After a musical palate cleanser (by a live ensemble) there were any number of male dancers, and one female dancer, to make an audience understand why it came. Proietto himself, at the end of the first part, gave a really memorable performance of Russell Maliphant’s Afterlight (Part One) (2009): he brought out the beauty and the sadness.

Before that, Marian Walter, arms covered, legs bare, shifted between outward and inward-directed movement in Ludovic Ondiviela’s thoughtful Berlin (2014). Matthew Ball’s sustained balances in Christopher Bruce’s Excerpt from Swansong, third movement (1987) stilled you as you looked. In a costume designed by Philip Treacy, Mathieu Ganio was resplendent in Alastair Marriott’s Clair de Lune (2017). The spangles and feather-like strands attached to the gauze on his upper body were not only spectacular, they also highlighted the breadth of his port de bras. Weber’s music itself seemed to drip from Ivan Putrov’s fingers as he held them above his head in Fokine’s Le Spectre de la Rose (1911). Francesca Hayward was spellbinding, in arabesque and bourrée, as the girl who dreams the ‘spectre’ into existence.

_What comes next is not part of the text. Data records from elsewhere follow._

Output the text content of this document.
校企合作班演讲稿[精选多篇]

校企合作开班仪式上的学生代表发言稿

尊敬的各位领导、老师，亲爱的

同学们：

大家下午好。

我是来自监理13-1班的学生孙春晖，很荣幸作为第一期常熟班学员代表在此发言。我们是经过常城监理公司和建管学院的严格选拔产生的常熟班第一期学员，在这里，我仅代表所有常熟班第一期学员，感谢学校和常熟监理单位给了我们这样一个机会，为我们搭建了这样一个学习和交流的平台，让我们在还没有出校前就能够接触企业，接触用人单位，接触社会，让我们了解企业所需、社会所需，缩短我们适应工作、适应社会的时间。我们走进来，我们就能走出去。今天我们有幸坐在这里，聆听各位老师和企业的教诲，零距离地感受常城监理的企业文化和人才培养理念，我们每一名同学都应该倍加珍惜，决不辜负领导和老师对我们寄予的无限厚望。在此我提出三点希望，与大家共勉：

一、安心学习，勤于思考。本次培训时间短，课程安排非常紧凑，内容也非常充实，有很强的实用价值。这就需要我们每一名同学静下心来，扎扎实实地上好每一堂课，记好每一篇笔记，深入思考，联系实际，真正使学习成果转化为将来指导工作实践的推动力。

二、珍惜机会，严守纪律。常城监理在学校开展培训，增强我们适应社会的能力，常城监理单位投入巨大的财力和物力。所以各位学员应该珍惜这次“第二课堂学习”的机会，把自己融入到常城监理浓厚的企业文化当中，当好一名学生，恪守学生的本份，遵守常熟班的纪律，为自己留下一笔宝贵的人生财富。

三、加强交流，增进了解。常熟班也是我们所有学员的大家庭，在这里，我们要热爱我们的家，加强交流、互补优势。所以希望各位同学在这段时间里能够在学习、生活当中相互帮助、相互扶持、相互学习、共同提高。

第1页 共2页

The second part of the evening opened with virtuosic display by bare-armed, bare-legged Giovanni Princic in Eric Gauthier’s ironic Ballet 101 (2006), but neither of the works that followed, Fokine’s Petrushka (1911), performed by Anton Lukovkin, and Nureyev’s Prince’s Variation from Swan Lake Act I (1964 ), Mathieu Ganio (again), ended with the impact they seemed to promise at their start.

In Ludovic Ondiviela’s world premiere, System/A.1, Ivan Putrov removes the wrapping from an apparently robotic Matthew Ball and both men embark on the second, searching dance piece of the evening by this choreographer. Like a work Ondiviela created for a Draft Works programme at the Royal Opera House in 2014 (for two female dancers), it shows an individual uncomfortably confronted by a second self.

After Daniel Proietto had returned for a third time to perform Alan Lucien Øeyen’s endlessly spinning Sinnerman (2014), to songs by Nina Simone, Alessandro Staiano and Marian Walter took up their places for Roland Petit’s Pas de deux from Proust ou les Intermittences du Coeur (1974). One of only two works (out of the programme’s thirteen) to show men dancing together, it uses all the resources of the ballet-trained, male body in an intense expression of homosexual desire. Especially so when Gabriel Fauré’s music is played live.

The curtain then fell to rise, after an arrangement of Boney M’s ‘Rasputin’, on the figure of Irek Mukhamedov. Grizzly-haired, in braces and vest, he sits on a wooden chest with arms raised in humorous acknowledgement of the audience’s veneration or surprise. The Men in Motion of 2017 might have started off in an odd way, but in Jingling from the Zills, the third of the evening’s new works, choreographed for Mukhamedov by Arthur Pita, it ended on a note that is both witty and humane.